Le lendemain, environ 600 personnes ont participé aux Rencontres nationales des quartiers populaires, une troisième édition co-organisée par La France insoumise. Dans la grande salle Mermoz, au style art déco, militants associatifs de toute la France, élus ou simples curieux, ont participé à des ateliers déclinés en quatre thèmes : démocratie, écologie populaire, lutte contre les discriminations, services publics et biens communs. « C’est difficile de mobiliser dans les quartiers et chez les étudiants, mais c’est là où se trouve l’énergie de transformation » confie Jean-Luc Mélenchon au Monde. Intervenant au micro, Assa Traoré, du Comité vérité pour Adama Traoré, a souligné les liens avec LFI. « Nous avons navigué et avancé ensemble, aujourd’hui, personne ne peut parler à notre place » revendique-t-elle. Le 19 juillet 2016, à la gendarmerie de Persan (Val-d'Oise), son frère âgé de 24 ans était mort après son interpellation, alors qu'il tentait de fuir un contrôle. Toute la journée, responsables associatifs, syndicalistes ou élus « insoumis » ont dressé le portrait de quartiers oubliés, défavorisés. Accès à la santé, place des femmes, précarisation, pour Jean-Luc Mélenchon « dans cette nouvelle France, il faut porter la voix de cette créolisation, une nouvelle langue en commun ». Selon Salah Amokrane, ancien candidat aux élections municipales de 2001 à Toulouse sur la liste Motivé-e-s, « nous sommes les experts de nos territoires. La question des quartiers populaires, de l’histoire de l’immigration, doit être au centre du débat politique. » Membre du réseau national de L’assemblée des quartiers, directeur d’une association culturelle, il n’est pas membre de LFI mais assure que c’est la seule force de gauche « qui se saisit vraiment de ces questions ».

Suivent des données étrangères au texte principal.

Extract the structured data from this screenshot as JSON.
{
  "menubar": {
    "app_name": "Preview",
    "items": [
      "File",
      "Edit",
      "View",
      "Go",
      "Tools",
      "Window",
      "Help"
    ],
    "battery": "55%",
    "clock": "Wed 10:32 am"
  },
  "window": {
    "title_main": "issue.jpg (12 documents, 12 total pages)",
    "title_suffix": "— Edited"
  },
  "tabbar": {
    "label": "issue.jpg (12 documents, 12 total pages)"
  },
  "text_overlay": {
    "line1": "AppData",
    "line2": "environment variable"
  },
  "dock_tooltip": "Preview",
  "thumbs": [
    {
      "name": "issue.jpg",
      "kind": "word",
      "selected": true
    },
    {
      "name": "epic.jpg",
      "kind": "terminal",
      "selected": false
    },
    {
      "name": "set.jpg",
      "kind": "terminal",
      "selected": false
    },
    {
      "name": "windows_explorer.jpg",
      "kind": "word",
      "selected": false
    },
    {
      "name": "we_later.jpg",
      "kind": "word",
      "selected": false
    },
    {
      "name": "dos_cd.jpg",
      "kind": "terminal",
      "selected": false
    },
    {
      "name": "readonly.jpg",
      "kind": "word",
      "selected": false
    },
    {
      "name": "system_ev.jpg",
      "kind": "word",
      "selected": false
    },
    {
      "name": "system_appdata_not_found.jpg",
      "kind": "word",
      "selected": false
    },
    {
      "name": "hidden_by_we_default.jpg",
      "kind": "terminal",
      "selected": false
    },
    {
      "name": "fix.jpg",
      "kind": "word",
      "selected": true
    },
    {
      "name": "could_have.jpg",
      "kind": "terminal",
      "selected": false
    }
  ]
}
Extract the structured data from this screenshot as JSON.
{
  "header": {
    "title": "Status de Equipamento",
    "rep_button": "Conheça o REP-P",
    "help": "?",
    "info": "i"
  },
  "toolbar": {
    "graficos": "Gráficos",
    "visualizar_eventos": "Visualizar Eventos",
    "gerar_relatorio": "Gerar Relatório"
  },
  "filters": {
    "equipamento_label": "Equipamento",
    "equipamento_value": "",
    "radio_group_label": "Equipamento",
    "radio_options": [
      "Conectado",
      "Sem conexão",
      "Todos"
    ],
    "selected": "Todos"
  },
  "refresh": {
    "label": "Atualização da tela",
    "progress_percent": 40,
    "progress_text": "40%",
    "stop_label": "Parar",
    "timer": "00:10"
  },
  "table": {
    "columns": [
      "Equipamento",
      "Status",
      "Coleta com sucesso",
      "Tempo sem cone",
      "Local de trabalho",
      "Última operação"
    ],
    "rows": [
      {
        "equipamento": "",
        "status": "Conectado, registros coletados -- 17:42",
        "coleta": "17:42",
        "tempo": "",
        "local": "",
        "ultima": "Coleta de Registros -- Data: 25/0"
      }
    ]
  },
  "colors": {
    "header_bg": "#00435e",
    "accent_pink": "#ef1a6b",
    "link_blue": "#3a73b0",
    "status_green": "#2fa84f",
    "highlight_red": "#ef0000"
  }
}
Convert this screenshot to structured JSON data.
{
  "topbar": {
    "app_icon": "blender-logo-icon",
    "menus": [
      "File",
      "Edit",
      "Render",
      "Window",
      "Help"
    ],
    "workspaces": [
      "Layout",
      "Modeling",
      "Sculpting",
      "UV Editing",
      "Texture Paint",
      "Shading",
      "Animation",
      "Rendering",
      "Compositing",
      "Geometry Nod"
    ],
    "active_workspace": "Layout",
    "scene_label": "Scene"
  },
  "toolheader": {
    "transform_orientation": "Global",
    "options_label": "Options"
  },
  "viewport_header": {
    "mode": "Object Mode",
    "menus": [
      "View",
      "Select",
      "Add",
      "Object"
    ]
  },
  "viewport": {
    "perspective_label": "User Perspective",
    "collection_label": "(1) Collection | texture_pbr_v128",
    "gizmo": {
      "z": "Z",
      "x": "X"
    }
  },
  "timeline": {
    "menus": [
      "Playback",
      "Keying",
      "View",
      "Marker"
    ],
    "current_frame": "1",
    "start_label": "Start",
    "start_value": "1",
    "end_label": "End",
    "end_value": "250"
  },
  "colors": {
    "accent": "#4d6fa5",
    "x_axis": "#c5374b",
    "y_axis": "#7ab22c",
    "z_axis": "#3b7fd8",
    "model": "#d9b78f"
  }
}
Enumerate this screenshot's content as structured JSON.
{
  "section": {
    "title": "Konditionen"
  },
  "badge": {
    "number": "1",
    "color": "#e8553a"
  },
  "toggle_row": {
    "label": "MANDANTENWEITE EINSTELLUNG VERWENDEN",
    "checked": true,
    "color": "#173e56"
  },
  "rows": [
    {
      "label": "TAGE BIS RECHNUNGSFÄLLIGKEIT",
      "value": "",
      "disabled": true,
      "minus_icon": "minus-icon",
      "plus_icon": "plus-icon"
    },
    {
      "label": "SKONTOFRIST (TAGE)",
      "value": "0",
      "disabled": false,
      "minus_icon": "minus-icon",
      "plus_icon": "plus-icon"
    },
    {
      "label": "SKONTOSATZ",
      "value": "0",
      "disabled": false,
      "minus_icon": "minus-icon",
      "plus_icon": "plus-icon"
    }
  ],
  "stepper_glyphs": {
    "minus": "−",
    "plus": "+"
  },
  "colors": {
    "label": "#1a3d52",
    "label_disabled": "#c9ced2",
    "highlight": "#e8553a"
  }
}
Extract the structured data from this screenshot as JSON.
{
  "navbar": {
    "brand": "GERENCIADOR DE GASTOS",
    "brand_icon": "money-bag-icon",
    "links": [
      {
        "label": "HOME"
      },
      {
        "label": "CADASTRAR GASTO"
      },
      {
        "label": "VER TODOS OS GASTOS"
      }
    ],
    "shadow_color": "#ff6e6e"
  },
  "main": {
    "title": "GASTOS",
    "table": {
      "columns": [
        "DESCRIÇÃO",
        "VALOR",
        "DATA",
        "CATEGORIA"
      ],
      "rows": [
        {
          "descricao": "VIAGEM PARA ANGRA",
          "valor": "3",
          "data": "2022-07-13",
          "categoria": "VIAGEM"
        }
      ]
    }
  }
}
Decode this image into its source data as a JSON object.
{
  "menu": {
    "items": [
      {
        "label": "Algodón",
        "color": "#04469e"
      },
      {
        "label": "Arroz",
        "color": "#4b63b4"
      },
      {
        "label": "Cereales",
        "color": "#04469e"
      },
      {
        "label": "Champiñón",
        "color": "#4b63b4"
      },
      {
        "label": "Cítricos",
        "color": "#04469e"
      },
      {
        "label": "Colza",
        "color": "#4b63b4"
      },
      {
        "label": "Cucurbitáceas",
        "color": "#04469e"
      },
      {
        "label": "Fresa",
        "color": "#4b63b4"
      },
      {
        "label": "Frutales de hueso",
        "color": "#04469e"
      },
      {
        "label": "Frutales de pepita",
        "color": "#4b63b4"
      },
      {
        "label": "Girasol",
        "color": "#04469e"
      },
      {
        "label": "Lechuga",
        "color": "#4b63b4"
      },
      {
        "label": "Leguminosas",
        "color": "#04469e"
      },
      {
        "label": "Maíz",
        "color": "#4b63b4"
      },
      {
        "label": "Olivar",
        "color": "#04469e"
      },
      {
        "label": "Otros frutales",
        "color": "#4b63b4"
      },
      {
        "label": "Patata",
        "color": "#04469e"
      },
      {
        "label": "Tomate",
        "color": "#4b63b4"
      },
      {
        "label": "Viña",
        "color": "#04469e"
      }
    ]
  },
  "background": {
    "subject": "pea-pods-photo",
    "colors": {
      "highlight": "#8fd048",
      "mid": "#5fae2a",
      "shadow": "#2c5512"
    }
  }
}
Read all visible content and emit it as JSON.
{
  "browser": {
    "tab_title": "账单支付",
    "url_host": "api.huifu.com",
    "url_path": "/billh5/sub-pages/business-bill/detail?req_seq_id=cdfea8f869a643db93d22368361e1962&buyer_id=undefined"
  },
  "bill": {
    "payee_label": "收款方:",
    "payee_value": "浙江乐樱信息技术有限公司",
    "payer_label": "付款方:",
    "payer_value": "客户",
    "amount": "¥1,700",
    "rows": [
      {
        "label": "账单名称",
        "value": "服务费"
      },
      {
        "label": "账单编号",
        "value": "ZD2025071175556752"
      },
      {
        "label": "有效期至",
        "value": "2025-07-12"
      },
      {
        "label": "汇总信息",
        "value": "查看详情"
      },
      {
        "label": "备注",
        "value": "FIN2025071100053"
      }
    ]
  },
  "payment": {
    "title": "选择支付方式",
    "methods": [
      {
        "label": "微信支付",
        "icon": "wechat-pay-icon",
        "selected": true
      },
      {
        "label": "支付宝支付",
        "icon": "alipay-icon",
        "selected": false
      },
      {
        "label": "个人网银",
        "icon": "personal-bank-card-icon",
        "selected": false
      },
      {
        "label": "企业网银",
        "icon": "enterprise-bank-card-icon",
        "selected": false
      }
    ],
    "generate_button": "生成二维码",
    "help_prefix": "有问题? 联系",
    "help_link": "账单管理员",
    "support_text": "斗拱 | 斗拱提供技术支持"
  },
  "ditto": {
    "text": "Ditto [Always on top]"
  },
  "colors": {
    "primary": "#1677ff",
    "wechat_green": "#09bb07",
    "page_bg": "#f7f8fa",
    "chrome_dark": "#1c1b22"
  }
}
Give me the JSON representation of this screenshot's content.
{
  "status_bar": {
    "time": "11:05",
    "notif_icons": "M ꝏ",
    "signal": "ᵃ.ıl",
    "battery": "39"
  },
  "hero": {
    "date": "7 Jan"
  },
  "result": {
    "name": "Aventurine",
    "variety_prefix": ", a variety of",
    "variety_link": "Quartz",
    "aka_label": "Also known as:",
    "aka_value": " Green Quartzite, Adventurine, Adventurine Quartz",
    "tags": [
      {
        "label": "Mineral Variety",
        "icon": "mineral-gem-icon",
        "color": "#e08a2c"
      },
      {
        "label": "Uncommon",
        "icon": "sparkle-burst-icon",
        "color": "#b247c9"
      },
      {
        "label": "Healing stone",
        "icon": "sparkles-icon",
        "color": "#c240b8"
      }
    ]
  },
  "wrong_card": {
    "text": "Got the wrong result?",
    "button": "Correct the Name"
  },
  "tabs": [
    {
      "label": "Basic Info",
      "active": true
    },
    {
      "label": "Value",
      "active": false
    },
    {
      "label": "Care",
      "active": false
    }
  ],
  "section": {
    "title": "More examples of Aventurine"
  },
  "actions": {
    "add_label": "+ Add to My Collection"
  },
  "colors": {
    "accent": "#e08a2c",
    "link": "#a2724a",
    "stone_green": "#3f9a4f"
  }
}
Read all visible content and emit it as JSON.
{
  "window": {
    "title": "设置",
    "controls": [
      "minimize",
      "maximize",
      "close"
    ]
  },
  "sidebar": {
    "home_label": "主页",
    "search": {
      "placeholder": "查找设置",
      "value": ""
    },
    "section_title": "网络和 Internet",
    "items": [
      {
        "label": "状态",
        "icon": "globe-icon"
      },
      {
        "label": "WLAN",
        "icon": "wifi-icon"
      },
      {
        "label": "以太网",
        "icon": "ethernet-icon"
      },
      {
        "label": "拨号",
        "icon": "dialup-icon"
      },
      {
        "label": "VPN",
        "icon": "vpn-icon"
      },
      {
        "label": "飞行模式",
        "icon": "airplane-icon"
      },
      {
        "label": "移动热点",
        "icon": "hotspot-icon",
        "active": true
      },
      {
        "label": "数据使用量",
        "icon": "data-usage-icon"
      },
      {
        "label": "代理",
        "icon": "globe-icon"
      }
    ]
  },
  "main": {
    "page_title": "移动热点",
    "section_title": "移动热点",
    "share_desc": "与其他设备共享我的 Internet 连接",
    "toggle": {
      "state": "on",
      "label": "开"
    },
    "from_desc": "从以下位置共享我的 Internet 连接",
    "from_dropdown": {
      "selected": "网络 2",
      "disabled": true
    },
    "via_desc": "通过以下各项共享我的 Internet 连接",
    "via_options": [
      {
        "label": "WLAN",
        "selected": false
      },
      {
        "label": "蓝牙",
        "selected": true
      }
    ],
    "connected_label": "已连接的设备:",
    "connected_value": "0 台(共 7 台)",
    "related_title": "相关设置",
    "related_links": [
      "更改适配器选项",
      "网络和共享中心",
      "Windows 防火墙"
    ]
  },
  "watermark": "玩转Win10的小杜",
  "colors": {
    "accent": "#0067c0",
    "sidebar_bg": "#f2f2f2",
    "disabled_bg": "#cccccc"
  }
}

« On a pris conscience en 2017 de la défiance envers la gauche des habitants de ces quartiers » souligne le député LFI Éric Coquerel, co-organisateur de la rencontre. « Depuis, on mène un grand travail avec cette nouvelle classe populaire. LFI doit être un outil au service de ces territoires » précise-t-il. En premier lieu dans l’objectif des futures élections municipales. « En 2020, on a un peu négligé les municipales, ou bien nous n’étions pas assez préparés. Cette fois-ci, on veut gagner des municipalités, c’est clair pour nous » avance le président de la commission des finances de l’Assemblée nationale. Une ambition confirmée par Jean-Luc Mélenchon, pour qui les municipales représentent « l’élection la plus proche des citoyens. » Avec des alliances dans certaines grandes villes ? « Bien entendu, répond M. Mélenhon. On l’a fait avec la Nupes en 2022 puis avec le Nouveau front populaire (NFP), on peut le faire en 2025, ce n est pas nous qui sommes clivants » affirme-t-il. Premier visé, le Parti socialiste (PS), avec lequel « à Toulouse cela se présente très mal tant Mme Delga [présidente socialiste de la région Occitanie] est arrogante et même désinvolte » estime le leader « insoumis ». A Toulouse, Marseille ou Lyon, les discussions sont en cours pour tenter de présenter des listes d’union de gauche au premier tour. En attendant, les thématiques abordées lors de ces rencontres déboucheront sur la publication de 10 mesures en vue des élections municipales. Très centrées sur les quartiers populaires et la jeunesse, donc.